I have read and reread Ramesh Ponnuru’s article “Chief Justice Robert and the Morality of Law,” and it seems to me that he gives us as much reason to defend Chief Justice Roberts’ opinion in the NFIB case as to criticize it. Ramesh begins by reminding us that “[l]aw has an inescapable moral component.” True enough. Next he says, “[l]aws almost always have normative force.” I would go further, and strike the “almost.” But the question is one of obligation. What obligation does the law impose on the citizen? That is the normative question. Ramesh is quite right that the criminal law, which condemns certain acts as simply not to be done, imposes an obligation not to do them. The fact that it imposes penalties for not doing them should not lead us to the conclusion that in fact we are being given perfectly licit and legitimately available alternatives–obey or pay the penalty. To use Ramesh’s example, we would be mad to say that the law against murder says to a man, “you have two choices: let your enemy live, or pay with your life in prison if you wish to kill him.” No, it says “do not murder,” and then proceeds to exact a penalty for disobedience of the obligation. Or, to take another example, I am told by smart legal scholars in contract law that no one thinks any longer of contracts as having normative obligations. Instead, they are understood to have the tort for breach of contract understood as part of their terms, so that parties enter into contracts not on the understanding that they shall not break them, but on the understanding that there is a price for breach in the background, payable in damages to be determined by a court if need be. This, I think, is not progress in legal thinking.
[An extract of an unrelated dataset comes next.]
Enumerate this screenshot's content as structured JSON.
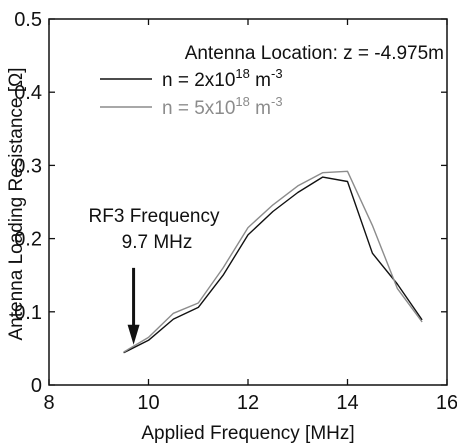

So far we are in agreement. But then Ramesh admits that there are laws that present citizens with equally legitimate alternatives, and that tax law provides the paradigmatic example. Drink beer? Gotta pay the beer tax if you buy it. Don’t want to pay the beer tax? Don’t buy beer. Third alternative: find a way to buy black market beer that is untaxed. Ah, now you’ve collided with a norm, for the law rules out this third option.
So with the mandate under the ACA, at least according to Chief Justice Roberts. You are a payer of income tax. Got health insurance? Fine, go to the next step. Don’t have health insurance? Okay, pay this tax. The alternatives are equally available, and, as Chief Justice Roberts noted, the government predicts that some several million people are expected to be subject to this penalty, to which no moral opprobrium attaches if they pay it. It is the third option–of failing to obtain insurance, and failing to pay the penalty–where a normative obligation enters the picture. And this is an “option” the law condemns, with the force of criminal law if it comes to that, as tax evasion.
There are ways to critique Chief Justice Roberts’ opinion in NFIB, but I frankly don’t see exactly what purchase this one has. Ramesh admits that taxes can be viewed under a different moral analysis than other kinds of laws. The issue regarding the Court’s ruling is, which reading of the ACA makes more sense? Is it a true mandate with a penalty, so that we can perceive a normative obligation to buy health insurance, bearing some moral gravity? Or is it a leveraged incentive under the tax code, where a true normative obligation only enters the picture when one chooses a forbidden third option of neither buying insurance nor paying the (take your pick) penalty/tax?
As I said a week ago, Republicans had quite a time of it in 2009 and 2010, describing the ACA both ways during the legislative debate on the law. Democrats went rushing toward one way of describing it, both in the statute and in their rhetoric: not a tax alternative, but a mandate with penalty. Perhaps the Court was obliged to see it the same way. Roberts chose the other way. I would not say that he missed the moral dimension of the law, but that he chose a reading of the statute that brings its moral dimension into one reasonable category rather than the other.